Sitting: Is It As Bad For You As Smoking?

[ Watch the Video: Get Up And Move! Sitting May Be As Bad As Smoking ]

redOrbit Staff & Wire Reports – Your Universe Online

Spending long hours sitting on the job has already been established as a potential health hazard, but now medical experts are saying that it could be as harmful to a person’s overall welfare as smoking cigarettes.

According to a special report by CBS New York, published research has already linked prolonged period of sitting to an increased risk of cardiovascular disease, obesity, diabetes, cancer and premature death. But is it as hazardous to your health as smoking?

“Smoking certainly is a major cardiovascular risk factor, and sitting can be equivalent in many cases,” explained Dr. David Coven, a cardiologist at St. Luke’s-Roosevelt Hospital Center. “The fact of being sedentary causes factors to happen in the body that are very detrimental.”

The answer, recent studies have suggested, is to become more physically active. Exercising more and sitting less were positively linked to improved overall health and quality of life, but it can be difficult to be adequately active when a person has to be parked at a desk or in front of a computer for eight or more hours per day.

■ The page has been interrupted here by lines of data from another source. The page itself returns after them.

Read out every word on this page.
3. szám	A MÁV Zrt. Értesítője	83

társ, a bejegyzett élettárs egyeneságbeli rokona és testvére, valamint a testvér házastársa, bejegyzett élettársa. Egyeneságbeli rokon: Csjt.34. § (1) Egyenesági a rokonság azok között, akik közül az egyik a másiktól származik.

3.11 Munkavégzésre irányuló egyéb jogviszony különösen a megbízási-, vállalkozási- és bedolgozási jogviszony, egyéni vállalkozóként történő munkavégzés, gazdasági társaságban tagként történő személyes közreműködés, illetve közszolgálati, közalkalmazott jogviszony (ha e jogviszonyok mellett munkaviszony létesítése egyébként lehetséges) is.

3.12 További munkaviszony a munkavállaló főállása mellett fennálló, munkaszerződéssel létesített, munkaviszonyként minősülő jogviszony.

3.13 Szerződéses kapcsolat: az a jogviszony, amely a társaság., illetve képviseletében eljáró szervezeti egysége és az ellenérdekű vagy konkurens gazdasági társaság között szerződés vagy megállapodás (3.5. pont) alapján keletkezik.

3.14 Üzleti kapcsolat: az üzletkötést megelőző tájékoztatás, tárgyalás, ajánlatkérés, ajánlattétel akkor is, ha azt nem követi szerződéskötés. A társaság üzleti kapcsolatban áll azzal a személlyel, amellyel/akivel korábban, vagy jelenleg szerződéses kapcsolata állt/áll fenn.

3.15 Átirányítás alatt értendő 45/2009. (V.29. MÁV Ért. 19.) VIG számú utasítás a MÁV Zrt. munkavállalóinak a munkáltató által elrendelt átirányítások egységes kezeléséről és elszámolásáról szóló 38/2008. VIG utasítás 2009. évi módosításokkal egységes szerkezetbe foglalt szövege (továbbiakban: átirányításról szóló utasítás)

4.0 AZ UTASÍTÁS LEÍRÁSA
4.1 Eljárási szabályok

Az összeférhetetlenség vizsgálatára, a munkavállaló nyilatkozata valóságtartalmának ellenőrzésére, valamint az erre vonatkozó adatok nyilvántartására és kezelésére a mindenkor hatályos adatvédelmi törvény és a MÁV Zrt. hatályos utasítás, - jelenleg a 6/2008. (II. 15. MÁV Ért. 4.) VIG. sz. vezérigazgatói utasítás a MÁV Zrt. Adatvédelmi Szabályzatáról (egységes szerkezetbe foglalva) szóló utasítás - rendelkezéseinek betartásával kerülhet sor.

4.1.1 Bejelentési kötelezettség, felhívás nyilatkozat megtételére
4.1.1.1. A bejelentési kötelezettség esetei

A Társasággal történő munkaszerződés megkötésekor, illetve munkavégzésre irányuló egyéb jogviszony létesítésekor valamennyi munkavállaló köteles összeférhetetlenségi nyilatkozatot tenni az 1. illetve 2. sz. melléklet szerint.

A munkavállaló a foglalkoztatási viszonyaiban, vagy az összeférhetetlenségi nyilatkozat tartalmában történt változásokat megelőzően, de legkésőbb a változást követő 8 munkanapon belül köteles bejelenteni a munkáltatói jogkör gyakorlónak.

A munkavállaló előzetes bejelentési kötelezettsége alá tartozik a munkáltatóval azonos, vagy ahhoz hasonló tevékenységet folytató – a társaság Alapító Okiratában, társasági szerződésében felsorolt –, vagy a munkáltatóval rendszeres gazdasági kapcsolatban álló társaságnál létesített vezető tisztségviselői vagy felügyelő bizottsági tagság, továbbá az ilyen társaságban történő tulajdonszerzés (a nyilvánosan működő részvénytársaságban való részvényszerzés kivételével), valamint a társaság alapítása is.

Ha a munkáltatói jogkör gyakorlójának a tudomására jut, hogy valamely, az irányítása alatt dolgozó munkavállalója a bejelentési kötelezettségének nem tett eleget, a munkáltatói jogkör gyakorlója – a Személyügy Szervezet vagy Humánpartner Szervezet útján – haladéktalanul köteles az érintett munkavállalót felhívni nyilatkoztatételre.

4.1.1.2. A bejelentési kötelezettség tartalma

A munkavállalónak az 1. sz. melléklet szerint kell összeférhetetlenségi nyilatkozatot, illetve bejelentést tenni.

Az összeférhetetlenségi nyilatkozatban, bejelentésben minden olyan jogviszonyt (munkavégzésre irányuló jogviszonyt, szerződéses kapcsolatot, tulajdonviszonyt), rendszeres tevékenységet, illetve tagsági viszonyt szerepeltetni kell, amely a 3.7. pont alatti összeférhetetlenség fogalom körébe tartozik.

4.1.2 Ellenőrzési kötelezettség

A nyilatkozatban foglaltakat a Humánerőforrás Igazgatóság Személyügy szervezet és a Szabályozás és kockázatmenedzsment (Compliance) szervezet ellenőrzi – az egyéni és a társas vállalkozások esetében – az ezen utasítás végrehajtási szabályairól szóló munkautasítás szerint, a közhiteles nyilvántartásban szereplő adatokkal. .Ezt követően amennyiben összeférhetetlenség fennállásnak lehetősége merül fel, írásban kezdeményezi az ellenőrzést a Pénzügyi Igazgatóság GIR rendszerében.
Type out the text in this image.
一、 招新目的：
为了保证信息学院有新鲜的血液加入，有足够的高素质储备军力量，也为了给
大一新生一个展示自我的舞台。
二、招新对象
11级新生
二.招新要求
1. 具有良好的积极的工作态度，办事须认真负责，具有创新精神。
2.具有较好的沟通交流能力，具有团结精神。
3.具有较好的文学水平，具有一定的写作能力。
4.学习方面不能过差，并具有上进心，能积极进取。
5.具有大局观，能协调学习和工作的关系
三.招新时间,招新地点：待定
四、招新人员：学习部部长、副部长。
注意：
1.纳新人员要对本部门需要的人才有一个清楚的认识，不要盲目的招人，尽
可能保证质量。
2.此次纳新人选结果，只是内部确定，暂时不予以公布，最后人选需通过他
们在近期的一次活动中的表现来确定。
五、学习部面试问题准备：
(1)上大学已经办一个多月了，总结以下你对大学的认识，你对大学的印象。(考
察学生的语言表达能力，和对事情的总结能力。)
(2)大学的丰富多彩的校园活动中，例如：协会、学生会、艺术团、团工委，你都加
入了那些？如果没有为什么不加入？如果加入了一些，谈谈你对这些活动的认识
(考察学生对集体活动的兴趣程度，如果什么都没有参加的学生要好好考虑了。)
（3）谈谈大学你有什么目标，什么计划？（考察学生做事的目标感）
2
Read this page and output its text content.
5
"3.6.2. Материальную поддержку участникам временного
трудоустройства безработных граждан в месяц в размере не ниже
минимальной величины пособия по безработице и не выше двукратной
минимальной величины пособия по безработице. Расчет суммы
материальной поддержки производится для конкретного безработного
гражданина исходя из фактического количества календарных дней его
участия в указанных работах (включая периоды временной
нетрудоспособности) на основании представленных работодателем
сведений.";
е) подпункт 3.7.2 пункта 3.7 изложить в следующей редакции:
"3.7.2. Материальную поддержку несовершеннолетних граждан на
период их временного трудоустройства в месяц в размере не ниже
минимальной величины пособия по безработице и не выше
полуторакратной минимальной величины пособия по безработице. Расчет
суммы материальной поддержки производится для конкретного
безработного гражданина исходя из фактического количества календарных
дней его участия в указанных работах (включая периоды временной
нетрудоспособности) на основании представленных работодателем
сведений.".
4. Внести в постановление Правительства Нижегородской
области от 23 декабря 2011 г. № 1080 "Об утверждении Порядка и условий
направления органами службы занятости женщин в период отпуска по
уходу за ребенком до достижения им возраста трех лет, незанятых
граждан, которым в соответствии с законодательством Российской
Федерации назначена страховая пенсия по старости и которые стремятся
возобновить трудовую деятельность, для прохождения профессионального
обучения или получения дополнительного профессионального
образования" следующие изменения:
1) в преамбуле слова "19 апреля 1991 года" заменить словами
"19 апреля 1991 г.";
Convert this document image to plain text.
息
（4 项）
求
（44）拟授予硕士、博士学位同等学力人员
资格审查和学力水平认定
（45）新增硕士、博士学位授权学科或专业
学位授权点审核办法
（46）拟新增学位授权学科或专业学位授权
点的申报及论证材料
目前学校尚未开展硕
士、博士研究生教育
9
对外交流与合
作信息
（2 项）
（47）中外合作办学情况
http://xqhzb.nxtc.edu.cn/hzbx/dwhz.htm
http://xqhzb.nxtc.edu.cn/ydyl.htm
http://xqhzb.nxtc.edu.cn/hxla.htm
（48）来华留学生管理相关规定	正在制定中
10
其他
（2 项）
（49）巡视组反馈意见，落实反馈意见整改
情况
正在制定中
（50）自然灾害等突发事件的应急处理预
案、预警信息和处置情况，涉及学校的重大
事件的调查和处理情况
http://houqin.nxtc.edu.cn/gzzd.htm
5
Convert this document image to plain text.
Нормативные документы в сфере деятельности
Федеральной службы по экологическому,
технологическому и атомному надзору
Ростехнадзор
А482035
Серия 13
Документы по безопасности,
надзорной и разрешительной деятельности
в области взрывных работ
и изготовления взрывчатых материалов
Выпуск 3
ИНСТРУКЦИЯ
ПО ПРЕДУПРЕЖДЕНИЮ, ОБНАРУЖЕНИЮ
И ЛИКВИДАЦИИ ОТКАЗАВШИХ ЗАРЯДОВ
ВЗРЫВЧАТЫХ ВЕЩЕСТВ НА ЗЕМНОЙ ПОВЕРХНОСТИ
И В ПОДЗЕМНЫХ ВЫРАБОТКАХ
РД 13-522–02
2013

Fortunately, Dr. Dermont Phelan of the Cleveland Clinic said that being active doesn’t necessarily mean that a person has “to go to the gym for 30 minutes in the day.” Instead, just taking “a brisk walk” for about “10 minutes three times a day” is sufficient.

“While not an equal substitute for exercise, some doctors recommend getting up once an hour from your desk, even if it’s just to walk around briefly or go to the bathroom,” CBS New York said. “Some people have even started using combination treadmill desks at work — anything that contracts our muscles and gets blood flowing.”

However, research published Tuesday in the American Heart Association journal Circulation: Heart Failure suggests that even men who exercise regularly experienced an increased risk of heart failure if they spend long periods of time sitting.

This finding, lead researcher and Kaiser Permanente scientist Dr. Deborah Rohm Young and her colleagues reported, suggests that both high levels of physical activity and low levels of sedentary time were required to remain healthy.

Dr. Young’s team followed a group of over 84,000 males between the ages of 45 and 69, and found that men with lower levels of physical activity were 52 percent more likely to develop heart failure than those with high physical activity levels, even after adjusting for differences in sedentary time.

“Outside of work, men who spent five or more hours a day sitting were 34 percent more likely to develop heart failure than men who spent no more than two hours a day sitting, regardless of how much they exercised,” the American Heart Association said in a statement. “Heart failure risk more than doubled in men who sat for at least five hours a day and got little exercise compared to men who were very physically active and sat for two hours or less a day.”

Similarly, in February 2013, research published in the International Journal of Behavioral Nutrition and Physical Activity found that the more time a person spent in the seated position, the higher risk they faced of developing a chronic disease such as diabetes, cancer or high blood pressure.

In that study, researchers from Kansas State University and the University of Western Sydney looked at over 63,000 Australian men between the ages of 45 and 65 years old. The study participants answered questions about any existing chronic diseases and reported their daily sitting time, and were then divided into four different categories based on the number of time they were sedentary during an average day.

Those who reported sitting for less than four hours per day were found to be no more likely to develop a chronic disease, but the risk rate increased in correlation with the amount of time spent sitting, the study found. Those who sat for eight hours or more on a daily basis were the most likely to develop a chronic disease.